LATRANCHE : Si personne ne l'a vue, autant dire que nous n'avons pas son signalement.

LE MAIRE : Si !... Des indications précises nous sont fournies par ses méfaits. La bête renverse les clôtures, laboure littéralement la terre au pied des chênes comme pour y chercher des truffes...

GOUJON : Moi, je suis persuadé qu'il s'agit d'un vulgaire sanglier...

LE MAIRE : Mais d'un sanglier d'une espèce redoutable. Nous avons examiné ses traces avec Monsieur Lacanule.

BARONNE : Le pharmacien ?... Il est myope comme une taupe !

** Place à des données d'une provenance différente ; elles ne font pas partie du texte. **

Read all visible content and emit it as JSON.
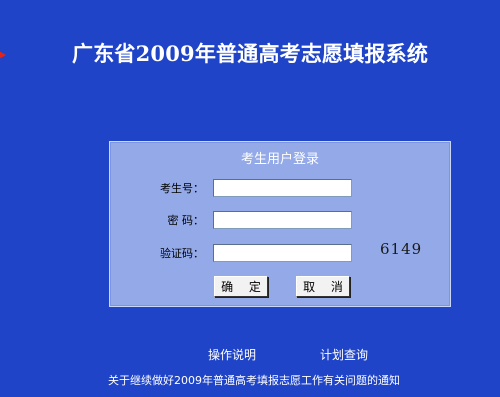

LE MAIRE : Mais d'une science à laquelle je rends hommage, Madame la Baronne !

DUPIC : (au Maire) Et quelles sont les conclusions de Monsieur Lacanule ?

LE MAIRE : Selon toute vraisemblance, il s'agirait d'un monstre préhistorique !

BIENVENU : Un monstre préhistorique à Fanfanville en plein vingtième siècle ! Il a besoin de purger, votre pharmacien !

LE MAIRE : N'a-t-on pas récemment pêché, au large de Madagascar, un poisson extraordinaire ?... Les savants ont tous affirmé qu'il s'agissait d'une espèce considérée jusqu'à ce jour comme définitivement disparue.

BIENVENU : (à la baronne) Si tout va bien, Madame la Baronne, je ne désespère pas de vous voir promener en laisse, un de ces quatre matins, un joli petit diplodocus !

LE MAIRE : Taisez-vous donc, Bienvenu !... Monsieur Lacanule m'a affirmé que la Bête Noire aurait une tête de mule, une peau de vache et des pieds de cochon ! ! !

BIENVENU : Quelle salade !

BARONNE : Un a pourtant déjà vu ça ! Vous-même, Bienvenu, vous avez bien une tête de...

LE MAIRE : (lui coupant la parole) Je vous en prie, Madame la Baronne !

GOUJON : (au Maire) Si j'ai bien compris, Monsieur le Maire, nous sommes venus pour organiser une battue nocturne ?

LE MAIRE : Exactement ! Vous savez tous que la Bête a son repaire dans la forêt de Faugemagne, en bordure du village !... Mon plan est le suivant : nous formerons deux groupes, l'un de rabatteurs qui, après avoir contourné la forêt, y pénètrera et reviendra en direction du village.

LATRANCHE : Le rôle de ce premier groupe sera de déloger la Bête et de la faire fuir vers le deuxième groupe, celui des tireurs !

LE MAIRE : C'est bien ça !

BARONNE : (levant la main) Volontaire pour le premier groupe !


DUPIC et TOPARD : Nous aussi !


LE MAIRE, LATRANCHE, GOUJON : (ensemble) Volontaires pour le deuxième groupe !

BIENVENU : (Après une seconde de silence et levant timidement la main) Volontaire pour le troisième groupe !

     (éclats de rire)


BARONNE : (à Bienvenu) Le troisième groupe ?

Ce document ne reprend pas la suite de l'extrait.